Non è solo  ciò che  facciamo, ma  come  viviamo nell’attesa della sua venuta. Una Chiesa che imita la paura del mondo, ne adotta la propaganda e ne pratica le esclusioni indebolisce la propria proclamazione. Gli anni del Covid hanno messo in luce proprio questo: una crisi del  come– una crisi di credibilità morale ben più grave di qualsiasi crisi epidemiologica.

Conformati o trasformati? Romani 12 prima di Romani 13

Paolo colloca il suo famoso invito alla sottomissione in Romani 13 subito dopo un ampio appello a non conformarci a questo mondo, ma a essere trasformati mediante il rinnovamento della mente (Romani 12:2). Se ci conformiamo al mondo, come possiamo aspettarci di avere un effetto trasformativo su di esso?

Durante il Covid, gran parte della Chiesa ha risposto in sintonia con la società secolare. Lo spirito di paura – esplicitamente estraneo allo Spirito donato ai credenti – è diventato lo stato d’animo dominante. Paolo scrive che “Dio non ci ha dato uno spirito di timidezza [codardia], ma di forza, di amore e di autocontrollo” (2 Timoteo 1:7), eppure innumerevoli cristiani hanno vissuto come se la morte per virus respiratorio fosse la catastrofe definitiva. Una comunità che afferma di conoscere Colui che ha distrutto “colui che aveva il potere sulla morte” e ha liberato coloro che erano tenuti in schiavitù per tutta la vita dalla paura della morte (Ebrei 2:14-15) non può plausibilmente elogiare quel messaggio mentre accetta la campagna terroristica mondiale e persino la amplifica.

A questo dobbiamo aggiungere la questione epistemica.

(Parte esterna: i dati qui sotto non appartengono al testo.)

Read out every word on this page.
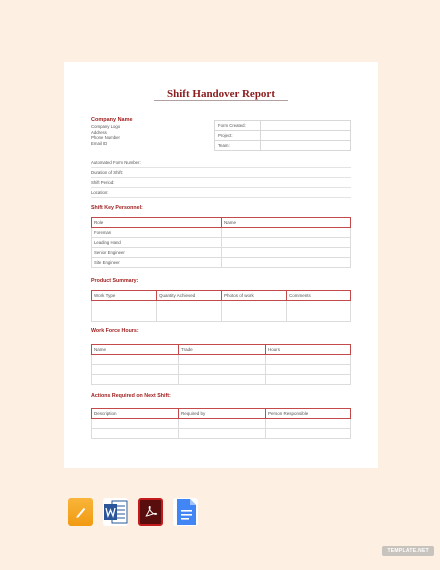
Shift Handover Report
Company Name
Company Logo
Address
Phone Number
Email ID
Form Created:	
Project:	
Team:	
Automated Form Number:
Duration of Shift:
Shift Period:
Location:
Shift Key Personnel:
Role	Name
Foreman	
Leading Hand	
Senior Engineer	
Site Engineer	
Product Summary:
Work Type	Quantity Achieved	Photos of work	Comments

Work Force Hours:
Name	Trade	Hours

Actions Required on Next Shift:
Description	Required by	Person Responsible

TEMPLATE.NET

La Chiesa è definita “colonna e sostegno della verità” (1 Timoteo 3:15), eppure molti cristiani hanno accolto con entusiasmo le stesse narrazioni del mondo, molto tempo dopo che erano emerse serie prove contrarie. Quando il popolo di Dio è indistinguibile dal mondo nella sua credulità, per quanto motivata da pietà, la credibilità del suo Vangelo ne risente inevitabilmente.

Il Covidianismo come nuova religione civica

La risposta al Covid ha funzionato come una nuova religione civica, completa di dogma, sacerdozio, liturgia e scomunica. Gli “esperti” sono diventati sommi sacerdoti di una scienza opaca, mediando le parole di salvezza (sicurezza) ai laici. Le loro previsioni e prescrizioni sono state accolte con una deferenza più adatta a oracoli infallibili che a tecnocrati fallibili.

Questa religione aveva:

  • Una soteriologia: la salvezza come prevenzione dell’infezione e della morte, ottenuta attraverso l’obbedienza.
  • Una legge morale: regole in continua evoluzione presentate come doveri morali assoluti (“resta a casa”, “indossa la mascherina”, “fidati della scienza”).
  • Sacramenti: mascherine, test, iniezioni, codici QR: segni visibili di appartenenza.
  • Eresia ed eretici: mettere in discussione la narrazione era considerato una deviazione morale, non un semplice errore.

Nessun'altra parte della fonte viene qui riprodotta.